The shortage of PPE and insufficient hospital beds forced us to think about care models that keep caregivers and patients at a distance—creating lasting changes. Remote monitoring and other virtual health solutions are making it possible for less symptomatic COVID patients and others with chronic conditions to be monitored and treated at home, saving precious bed capacity and preserving lifesaving PPE.

These and other urgent capabilities scaled on the fly to meet the surge are being vetted, rationalized, optimized, and supplemented by forward-looking leaders who understand that they will be the foundation of success for the next phases.

The Rolling Recovery
As we balance the urgency of today with the critical importance of planning for an uncertain future, digital will be essential to thriving—and in some cases, surviving. It is the untapped lever that will allow systems to grow and reduce cost while meeting the needs of their communities. Insightful leaders are already balancing cash needs with smart, targeted investments in mission-critical digital capabilities that will strongly influence success during this period, preparedness for a subsequent surge, and beyond.

Leaders are expanding focus on how to safely resume elective surgeries and ambulatory services—and leveraging digital capabilities to increase confidence, enhance safety, bolster trust, minimize in-person time, and create connectedness and confidence in care management. They are strengthening virtual care models erected quickly in the surge to continue to attract new patients and retain existing ones. They are planning for soaring Medicaid enrollment and payer mix changes by looking to digital to effectively and efficiently meet community and patient needs ranging from chronic care to support for new moms and babies.

As they look to financial sustainability, smart leaders are seeking lasting changes to their revenue cycle that will serve them now and in the new normal. Scaling robotic process automation and other automation capabilities will drive substantial improvements in cost and speed by reducing costly bottlenecks from prior authorizations and denials and patient payment processes.

The New Normal
In the new normal, digital prowess will prove existential for many—and important to all. Health systems will need to master hardened consumer expectations for convenience and transparency, reduce cost, and manage populations in a new economic reality—all while helping a workforce that had been struggling with burnout before the pandemic. None are easy; all are critical. Each requires digital excellence.

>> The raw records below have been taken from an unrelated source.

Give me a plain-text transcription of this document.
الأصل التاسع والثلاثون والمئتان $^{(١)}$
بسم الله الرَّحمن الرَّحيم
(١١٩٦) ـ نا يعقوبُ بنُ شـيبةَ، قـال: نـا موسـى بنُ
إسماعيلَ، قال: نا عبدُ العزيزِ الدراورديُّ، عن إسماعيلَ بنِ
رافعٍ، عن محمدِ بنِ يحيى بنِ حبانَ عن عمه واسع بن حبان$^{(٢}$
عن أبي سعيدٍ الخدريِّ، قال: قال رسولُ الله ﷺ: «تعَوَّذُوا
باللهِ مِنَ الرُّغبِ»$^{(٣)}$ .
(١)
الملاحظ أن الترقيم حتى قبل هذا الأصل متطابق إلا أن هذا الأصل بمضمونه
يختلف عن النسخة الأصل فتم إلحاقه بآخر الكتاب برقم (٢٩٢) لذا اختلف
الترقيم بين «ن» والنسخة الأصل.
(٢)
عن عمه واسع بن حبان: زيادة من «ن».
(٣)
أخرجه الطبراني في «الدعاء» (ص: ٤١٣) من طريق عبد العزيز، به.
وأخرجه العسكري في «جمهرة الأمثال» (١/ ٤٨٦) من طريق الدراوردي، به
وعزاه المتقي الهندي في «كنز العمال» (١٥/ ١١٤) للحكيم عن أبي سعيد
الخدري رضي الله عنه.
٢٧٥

Consumer expectations are altered forever. The ‘digital genie’ is out of the bottle, and healthcare consumers will never go back to a world that requires an onsite visit to get every simple question answered or symptom checked. Reimbursement and regulations will be forced to evolve in the face of unrelenting patient demand and the unplanned experiments of the pandemic. Leveraging automation to reduce cost will continue to be a table stakes issue, heightened by increasing consumer demands for transparency. Managing populations in risk-bearing entities will be essential, but made easier by today’s powerful predictive analytics capabilities, data integration tools, and proven virtual care models.

Future-proofing
Future-proofing our health systems will require leaders to recognize that healthcare will never be the same. The pandemic is creating enduring changes and an opportunity to accelerate the moves we saw as inevitable: consumer- and patient-centric care, the transformation of ambulatory care, streamlined clinical offerings, profitability at Medicare—or even Medicaid—rates, and the analytics and precision population management skills required to thrive in value-based care.

Together, we need to seize this chance to improve the future.